Configuration — Setting your Git username for every repository on your computer

  • git config -global user.name “Firstname lastname”
  • git config -global user.email “valid email id”
  • git config -global color.ui auto

Git basics commands

  • git init -turns a directory into an empty git repository
  • git add -adds file to the staging area ( Before a file is available to commit to a repo the file
    needs to be added to the git index i.e. staging area)
  • git commit -m “<commit message” — records the changes made to the files in a local repository
    (each commit has a unique ref id i.e. the commit hash(SHA1))
  • git status — returns the current state of the repository
  • git diff — difference of what is changed but not staged
  • git diff — staged — diff of what is staged but not yet commited.

Branching commands

Branch is created to work on a new feature. Every branch is pointed to the latest commit
Branch is referenced by HEAD

  • git branch <branch name> — creates a new branch
  • git checkout <branch name> — switches to another branch
  • git checkout -b <branch name> — ceates a branch and switches to it
  • git branch — Lists branches
  • git branch -d <branch name> — deletes a branch
  • git branch -a — lists local branches as well as remote
  • git branch -r — lists all remote branches
  • git branch -vv — lists tracking branches
  • git merge <branch> -merge the specified branch to the current one


  • git log — lists all commits in current branch’s history
  • git ls-files -s — lists all the files in staging area
  • ls -ltr — lists all file in a directory
  • ls -lart -lists all files in a directory including hidden
  • git show — display the recent commit

Tags — Git Tags are static text pointers to specific commit

  • git tag v1.0.0 — creates a lightweight tag v1.0.0
  • git tag -a v1.0.0 -m “Tag message” — creates an annotated tag v1.0.0
  • git tag — lists tags


  • git remote add origin URL — connects remote repo to local repo
  • git clone URL — creates a local working copy of an existing remote repository
  • git remote — list of remote git servers
  • git remote -v — it also displays the fetch and push URL
  • git remote show origin — detail information about local repository and remote repository
  • git fetch — fetch all the branches from the Git Remote Repo
    (doesn’t update your local working directory)
  • git merge — merge the specified branch to the current branch
    (merges the changes of your local git repo toyou local working directory)
  • git pull — fetch and merge commits from the tracking remote branch
  • git push — transmit local branch commits to the remote repository branch
  • git push origin -u <new branch> — pushing a branch to the remote repo

Rewrite history

  • git reset — hard <commit> — clear staging area, rewrite working tree from specified commit
  • git rebase — merges two or more branches together and rewrites history

Temporary Commits

git stash — save modified and staged changes
git stash list — list stashed files
git stash pop — brings changes back to staging area
git stash drop — discard changes from stash stack

Git log options

  • git log — displays complete information about all commits on the branch
  • git log — oneline — one line view of git log
  • git lg — one line view of git log with date and author name
  • git log — graph — graph of the commits with detail information of commits
  • git log — stat — additional information about changed files
  • git log -p — displays the actual changes of the commits
  • git log -4 — displays latest 4 commits
  • git shortlog -displays list of commits performed by the a particular author in a sorted way
  • git shortlog -n -sort quantity of commits by author
  • git shortlog -n -s -list of authors and number of commits
  • git shortlog -n -s -e list of authors and number of commits and email

Rebasing (git rebase)

Used for merging two or more branches. Do not use it on public branches like master/release as it may be destructive as it rewrites history

Rebasing is a 2 step process

  1. Rebasing of feature branch on master branch
  2. Merging of feature branch on master branch (using fast forward merge and no commit will be created)

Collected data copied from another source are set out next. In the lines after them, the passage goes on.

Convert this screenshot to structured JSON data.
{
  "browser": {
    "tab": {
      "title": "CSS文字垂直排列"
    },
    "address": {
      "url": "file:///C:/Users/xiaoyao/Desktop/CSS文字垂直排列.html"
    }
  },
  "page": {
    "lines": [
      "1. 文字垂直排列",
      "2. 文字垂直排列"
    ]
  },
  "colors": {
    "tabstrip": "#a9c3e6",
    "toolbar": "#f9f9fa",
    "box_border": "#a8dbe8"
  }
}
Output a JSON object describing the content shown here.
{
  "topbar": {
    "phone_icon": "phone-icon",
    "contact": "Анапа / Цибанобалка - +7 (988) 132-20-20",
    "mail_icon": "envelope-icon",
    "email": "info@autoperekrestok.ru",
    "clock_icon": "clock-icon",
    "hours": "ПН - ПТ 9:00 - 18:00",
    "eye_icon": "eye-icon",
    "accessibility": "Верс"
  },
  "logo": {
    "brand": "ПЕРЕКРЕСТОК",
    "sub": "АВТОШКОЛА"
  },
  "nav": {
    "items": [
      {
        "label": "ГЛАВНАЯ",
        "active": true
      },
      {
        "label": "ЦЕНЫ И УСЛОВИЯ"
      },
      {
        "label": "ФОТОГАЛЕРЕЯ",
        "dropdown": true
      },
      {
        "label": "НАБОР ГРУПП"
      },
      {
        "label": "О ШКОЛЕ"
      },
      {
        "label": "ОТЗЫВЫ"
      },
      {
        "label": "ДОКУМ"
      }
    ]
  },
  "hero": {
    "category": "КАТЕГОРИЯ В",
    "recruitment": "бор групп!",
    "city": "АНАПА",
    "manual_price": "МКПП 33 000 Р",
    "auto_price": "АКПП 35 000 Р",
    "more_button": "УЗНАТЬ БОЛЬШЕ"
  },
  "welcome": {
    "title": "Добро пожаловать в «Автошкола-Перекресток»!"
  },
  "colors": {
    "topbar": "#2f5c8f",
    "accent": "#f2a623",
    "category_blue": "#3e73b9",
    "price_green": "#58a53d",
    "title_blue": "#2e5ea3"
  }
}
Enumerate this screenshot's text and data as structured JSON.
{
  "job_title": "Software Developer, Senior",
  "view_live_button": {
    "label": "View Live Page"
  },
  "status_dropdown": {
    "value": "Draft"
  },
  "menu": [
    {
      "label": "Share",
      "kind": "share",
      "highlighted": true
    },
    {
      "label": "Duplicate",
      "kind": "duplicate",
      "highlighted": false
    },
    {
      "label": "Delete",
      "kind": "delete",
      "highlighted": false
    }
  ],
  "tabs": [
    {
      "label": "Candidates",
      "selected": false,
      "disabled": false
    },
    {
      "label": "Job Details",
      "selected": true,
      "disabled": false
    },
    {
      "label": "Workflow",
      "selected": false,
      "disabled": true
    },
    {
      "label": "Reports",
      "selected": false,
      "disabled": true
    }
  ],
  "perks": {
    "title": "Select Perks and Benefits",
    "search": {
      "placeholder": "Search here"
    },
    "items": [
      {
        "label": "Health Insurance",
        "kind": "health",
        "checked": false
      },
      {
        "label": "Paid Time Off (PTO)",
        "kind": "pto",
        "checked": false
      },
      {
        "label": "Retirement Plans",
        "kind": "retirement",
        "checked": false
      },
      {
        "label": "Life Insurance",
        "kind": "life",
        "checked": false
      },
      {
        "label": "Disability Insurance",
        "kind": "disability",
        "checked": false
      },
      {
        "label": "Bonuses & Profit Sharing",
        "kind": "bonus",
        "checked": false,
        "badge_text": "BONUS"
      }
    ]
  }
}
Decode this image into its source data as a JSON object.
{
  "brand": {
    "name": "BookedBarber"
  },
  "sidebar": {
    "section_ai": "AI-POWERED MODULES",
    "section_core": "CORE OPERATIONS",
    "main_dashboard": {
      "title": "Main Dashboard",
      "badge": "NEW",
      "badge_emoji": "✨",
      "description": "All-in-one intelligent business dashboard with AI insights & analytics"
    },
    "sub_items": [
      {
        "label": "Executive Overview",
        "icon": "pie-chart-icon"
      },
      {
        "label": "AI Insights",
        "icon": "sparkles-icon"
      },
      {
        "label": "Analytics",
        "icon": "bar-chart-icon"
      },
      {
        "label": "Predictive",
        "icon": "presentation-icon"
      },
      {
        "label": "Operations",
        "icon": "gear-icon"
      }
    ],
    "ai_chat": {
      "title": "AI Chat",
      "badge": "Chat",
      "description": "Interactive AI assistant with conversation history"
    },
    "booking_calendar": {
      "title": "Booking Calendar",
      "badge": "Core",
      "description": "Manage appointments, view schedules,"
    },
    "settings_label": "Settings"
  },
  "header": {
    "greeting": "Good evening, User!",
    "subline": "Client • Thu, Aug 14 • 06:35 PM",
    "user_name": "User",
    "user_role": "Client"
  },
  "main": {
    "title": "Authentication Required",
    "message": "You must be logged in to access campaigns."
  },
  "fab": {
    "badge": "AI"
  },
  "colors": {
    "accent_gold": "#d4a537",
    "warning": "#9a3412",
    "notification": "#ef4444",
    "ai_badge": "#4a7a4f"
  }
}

Pros : History becomes linear as it doesn’t keep history of all commits

Cons : Rewrites history

Reset (git reset)

It is destructive and it rewrites history. By default it performs reset with mixed options.

Revert (git revert)


It reverts specific commit and creates changes in that and creates a brand new commit.

Git reset Vs Git revert

Git Merge

Git merge will combine multiple sequences of commits into one unified history. In simple word git merge is used to combine two branches.

There are two main ways Git will merge:

Fast Forward

3-way merge

Fast Forward Merge

A fast-forward merge can occur when there is a linear path from the current branch tip to the target branch. Instead of “actually” merging the branches, all Git has to do to integrate the histories is move (i.e., “fast forward”) the current branch tip up to the target branch tip. This effectively combines the histories, since all of the commits reachable from the target branch are now available through the current one. For example, a fast forward merge of some-feature into master would look something like the following:

example of fast Forword merge ,

3-way merge

However, a fast-forward merge is not possible if the branches have diverged. When there is not a linear path to the target branch, Git has no choice but to combine them via a 3-way merge. 3-way merges use a dedicated commit to tie together the two histories.

example of 3-way merge ,

Merge conflict

If the two branches you’re trying to merge both changed the same part of the same file, Git won’t be able to figure out which version to use. When such a situation occurs, it stops right before the merge commit so that you can resolve the conflicts manually.

Git hasn’t automatically created a new merge commit. It has paused the process while you resolve the conflict. If you want to see which files are unmerged at any point after a merge conflict, you can run git status:


After seeing a conflict, you can do two things:

  • Decide not to merge. The only clean-ups you need are to reset the index file to the HEAD commit to reverse 2. and to clean up working tree changes made by 2. and 3.; git merge --abort can be used for this.
  • Resolve the conflicts. Git will mark the conflicts in the working tree. Edit the files into shape and git add them to the index. Use git commit or git merge — continue to seal the deal. The latter command checks whether there is a (interrupted) merge in progress before calling git commit.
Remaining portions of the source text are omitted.